Sven Beckert began his novel with a description of the Bradley Martin Ball at New York’s Waldorf Astoria Hotel on February 10th, 1897. Despite it being during the worst economic depression experienced in the nineteenth century, 700 of New York City’s economic elite, the merchants, industrialists, bankers, and professionals, came dressed in historic outfits of European aristocracy that were seemingly just as ostentatious and expensive as the original European aristocracy themselves. John Jacob Astor came dressed as Henry of Navarre and held a sword decorated with jewels. There were nearly fifty impersonators of Marie Antoinette, with hostess Cornelia Martin wearing a necklace previously owned by Marie Antoinette herself. A lot of New Yorkers objected this kind of behavior, especially in the midst of a crisis, so the Martin’s defended their guests against these lower classes by employing New York’s police, Pinkerton detectives, and closing the first-floor windows. In general, the ball wreaked a stench of gaudiness and exclusion that heavily contrasted with the economic elite of the antebellum era.
In many ways, the Bradley Martin Ball was the quintessential representation of Sven Beckert’s argument. The majority of The Monied Metropolis explains how this came to fruition. Beckert asserts that New York’s bourgeoisie (which he classifies as the upper class and economic elite that derived their status from the ownership of wealth rather than birthright, status, or kinship) had “articulated a consciousness of separate class identity” by the 1870s and 1880s that was not present before. The elite class before the Civil War consisted mainly of merchants that believed in a “socially cohesive society without deep class divisions” whereas after the Civil War, the bourgeoisie, composed of industrialists and bankers coalesced into a distinct, self-conscious elite.

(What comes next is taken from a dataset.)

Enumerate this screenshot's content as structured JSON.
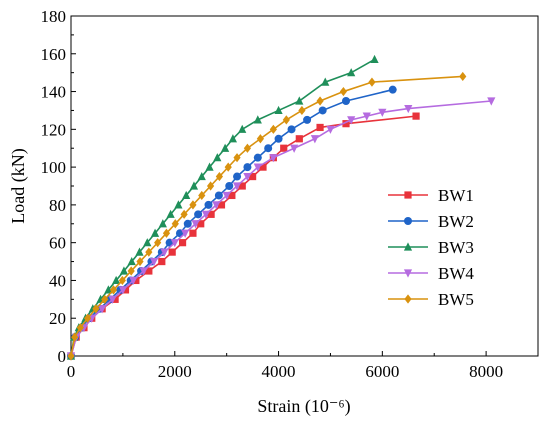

Beckert ultimately has a strong argument about the contingency of the collective bourgeois formation in relation to the main events of the late 19th century, such as the Civil War and the depression of 1873, and in relation to proletarianization. The connections he makes between these events and the bourgeois class formation are fairly plausible, especially since he always acknowledges the naysayers. For example, Beckert discusses how the bourgeois began to consolidate over their agreement to mobilize for war on the South in 1861. Beckert acknowledges that it would have seemed more likely they would have called for compromise and accommodation. Secession was the worst situation possible for the upper-class power since the passage of tariff by the Confederate prevented the possibility of maintaining trade relations with the South. This tariff also would have threatened the stability of the United States’ monetary system since it was backed up by the Bank of England, which heavily relied on the export of agricultural commodities from the South. Even though the city’s economic elite had a plethora of reasons to prevent secession, Beckert was able to strongly show how the factors leading to mobilization were so influential that it forced even the most reluctant elites to change their stance. It also helps Beckert illustrate how breaking away from the South ultimately facilitated revolutionary changes for the economic elite.

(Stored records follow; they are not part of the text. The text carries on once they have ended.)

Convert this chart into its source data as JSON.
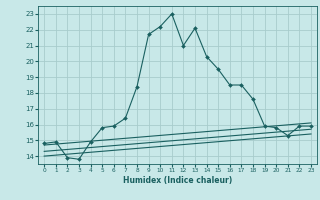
{
  "xlabel": "Humidex (Indice chaleur)",
  "bg_color": "#c8e8e8",
  "grid_color": "#a8cccc",
  "line_color": "#1a6060",
  "xlim": [
    -0.5,
    23.5
  ],
  "ylim": [
    13.5,
    23.5
  ],
  "yticks": [
    14,
    15,
    16,
    17,
    18,
    19,
    20,
    21,
    22,
    23
  ],
  "xticks": [
    0,
    1,
    2,
    3,
    4,
    5,
    6,
    7,
    8,
    9,
    10,
    11,
    12,
    13,
    14,
    15,
    16,
    17,
    18,
    19,
    20,
    21,
    22,
    23
  ],
  "curve_x": [
    0,
    1,
    2,
    3,
    4,
    5,
    6,
    7,
    8,
    9,
    10,
    11,
    12,
    13,
    14,
    15,
    16,
    17,
    18,
    19,
    20,
    21,
    22,
    23
  ],
  "curve_y": [
    14.8,
    14.9,
    13.9,
    13.8,
    14.9,
    15.8,
    15.9,
    16.4,
    18.4,
    21.7,
    22.2,
    23.0,
    21.0,
    22.1,
    20.3,
    19.5,
    18.5,
    18.5,
    17.6,
    15.9,
    15.8,
    15.3,
    15.9,
    15.9
  ],
  "line1_x": [
    0,
    23
  ],
  "line1_y": [
    14.0,
    15.4
  ],
  "line2_x": [
    0,
    23
  ],
  "line2_y": [
    14.3,
    15.7
  ],
  "line3_x": [
    0,
    23
  ],
  "line3_y": [
    14.7,
    16.1
  ]
}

Beckert also does a great job illustrating the intersectionality between seemingly independent events. As mentioned before, proletarianization was contingent mainly in relation to the Civil War, the emancipation of slaves, and the depression of 1873. Beckert’s explanation of the depression of 1873 will be the example used, given that it is his most persuasive argument and the most integral to the formation of the stratified class structure known about the Gilded Age today. Beckert writes that the depression ultimately sharpened social conflicts because it forced the city’s economic elite to enact entrenchment practices. Around 25 percent of all New York City workers were let go from their jobs. Even those who maintained their jobs suffered due to wage declines. Ultimately, these workers gathered to protest in order to acquire relief (7,000 unemployed workers gathered in Tompkins Square Park), such as they did during the 1857 crisis, but these protests ultimately left the economic elite more anxious about the proletariat take over. Although the depression may seem like it stalled economic growth and therefore the rise of the bourgeois, Beckert inventively includes the factor of proletarianization to prove how the depression actually consolidated the elite.

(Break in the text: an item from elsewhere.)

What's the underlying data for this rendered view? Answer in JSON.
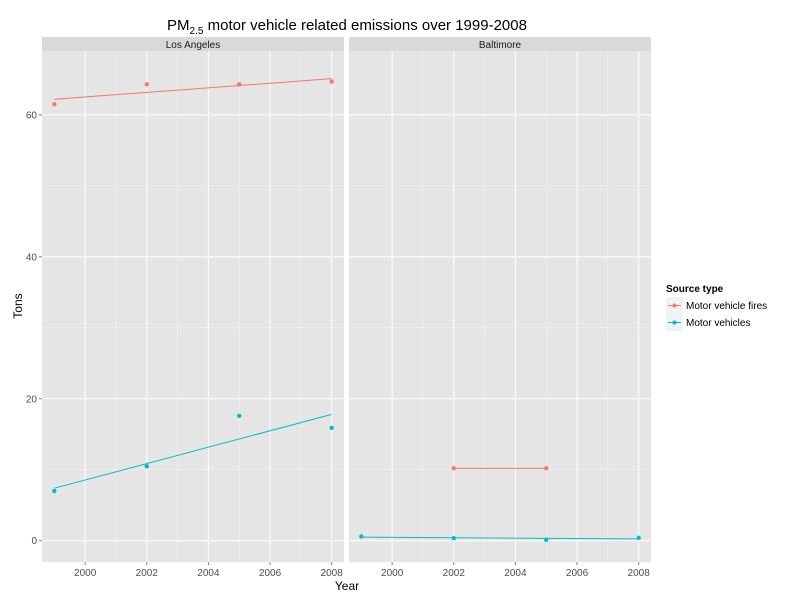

Beckert’s extensive historical sources and his innovative and detailed analysis of the Gilded Age, this book could be recommended to anyone with an interest in class analysis and 19th century United States history. It is definitely for a more academically-oriented audience given that Beckert writes for an audience with extensive prior knowledge on class analysis and 19th century United States history (he never defines proletarianization). Nevertheless, those that can decode the disciplinary vocabulary will find an interesting story of class conflict in an era often considered complacently stratified.